Below is an example of how to configure the actor, reference model, and critic to use Megatron-LM:

actor_rollout_ref:
  ...
  actor:
    strategy: megatron  # Kept for backward compatibility
    megatron:
      # Model parallelism settings
      tensor_model_parallel_size: 2
      pipeline_model_parallel_size: 1
      expert_model_parallel_size: 1

      # Offloading (set to false unless you're memory-constrained)
      param_offload: false
      grad_offload: false
      optimizer_offload: false

      # Use mBridge for parameter import/export (optional)
      use_mbridge: false

      # Use Megatron checkpoint
      use_dist_checkpointing: false
      dist_checkpointing_path: null

      # Recomputation settings (helps save memory during training)
      override_transformer_config:
        recompute_granularity: full
        recompute_method: uniform
        recompute_num_layers: 1
  ...
  ref:
    megatron:
      tensor_model_parallel_size: 2
      pipeline_model_parallel_size: 1
      expert_model_parallel_size: 1
      param_offload: false
      grad_offload: false
      optimizer_offload: false
      use_mbridge: false
      use_dist_checkpointing: false
      dist_checkpointing_path: null
      override_transformer_config:
        recompute_granularity: full
        recompute_method: uniform
        recompute_num_layers: 1
  ...

critic:
  strategy: megatron
  megatron:
    tensor_model_parallel_size: 2
    pipeline_model_parallel_size: 1
    expert_model_parallel_size: 1
    param_offload: false
    grad_offload: false
    optimizer_offload: false
    use_mbridge: false
    use_dist_checkpointing: false
    dist_checkpointing_path: null
    override_transformer_config:
      recompute_granularity: full
      recompute_method: uniform
      recompute_num_layers: 1
  ...

Training Mixture-of-Experts (MoE) Models#

If you’re training an MoE model like Qwen/Qwen3-30B-A3B, you’ll need to take one of the following two approaches to ensure it works properly:

  1. Use MBridge (Recommended): Simply set use_mbridge: true in your configuration file. This enables the necessary support for MoE models directly.

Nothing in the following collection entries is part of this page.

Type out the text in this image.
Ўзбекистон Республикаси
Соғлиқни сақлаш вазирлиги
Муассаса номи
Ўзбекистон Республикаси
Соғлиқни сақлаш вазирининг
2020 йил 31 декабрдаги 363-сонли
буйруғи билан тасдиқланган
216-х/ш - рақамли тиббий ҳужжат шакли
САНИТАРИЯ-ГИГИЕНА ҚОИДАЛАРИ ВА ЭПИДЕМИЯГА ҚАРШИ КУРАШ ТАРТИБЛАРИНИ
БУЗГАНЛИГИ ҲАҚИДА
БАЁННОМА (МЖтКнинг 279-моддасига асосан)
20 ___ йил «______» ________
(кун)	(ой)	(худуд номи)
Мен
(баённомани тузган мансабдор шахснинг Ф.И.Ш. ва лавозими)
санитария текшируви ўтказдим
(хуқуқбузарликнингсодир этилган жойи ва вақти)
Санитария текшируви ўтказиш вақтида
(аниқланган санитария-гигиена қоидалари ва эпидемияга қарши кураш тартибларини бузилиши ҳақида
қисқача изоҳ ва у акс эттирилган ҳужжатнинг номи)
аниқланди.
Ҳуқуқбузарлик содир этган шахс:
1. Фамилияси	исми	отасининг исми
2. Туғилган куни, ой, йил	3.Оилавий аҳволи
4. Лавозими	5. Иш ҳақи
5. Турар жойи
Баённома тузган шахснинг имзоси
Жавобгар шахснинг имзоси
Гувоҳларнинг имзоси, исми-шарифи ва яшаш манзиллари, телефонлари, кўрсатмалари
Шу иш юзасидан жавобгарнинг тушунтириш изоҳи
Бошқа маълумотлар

  2. Convert the model manually: If you prefer not to use MBridge, set use_mbridge: false. Before training, you must first convert your Hugging Face model to the MCore format using the Hugging Face to MCore converter from the verl repository. After conversion, update your config with:

    • use_dist_checkpointing: true

    • dist_checkpointing_path: /PATH/TO/CONVERTED/MODEL/

⚠️ Important: If you skip both steps, the MoE model may fail to load or train correctly. Make sure to follow one of the two options above.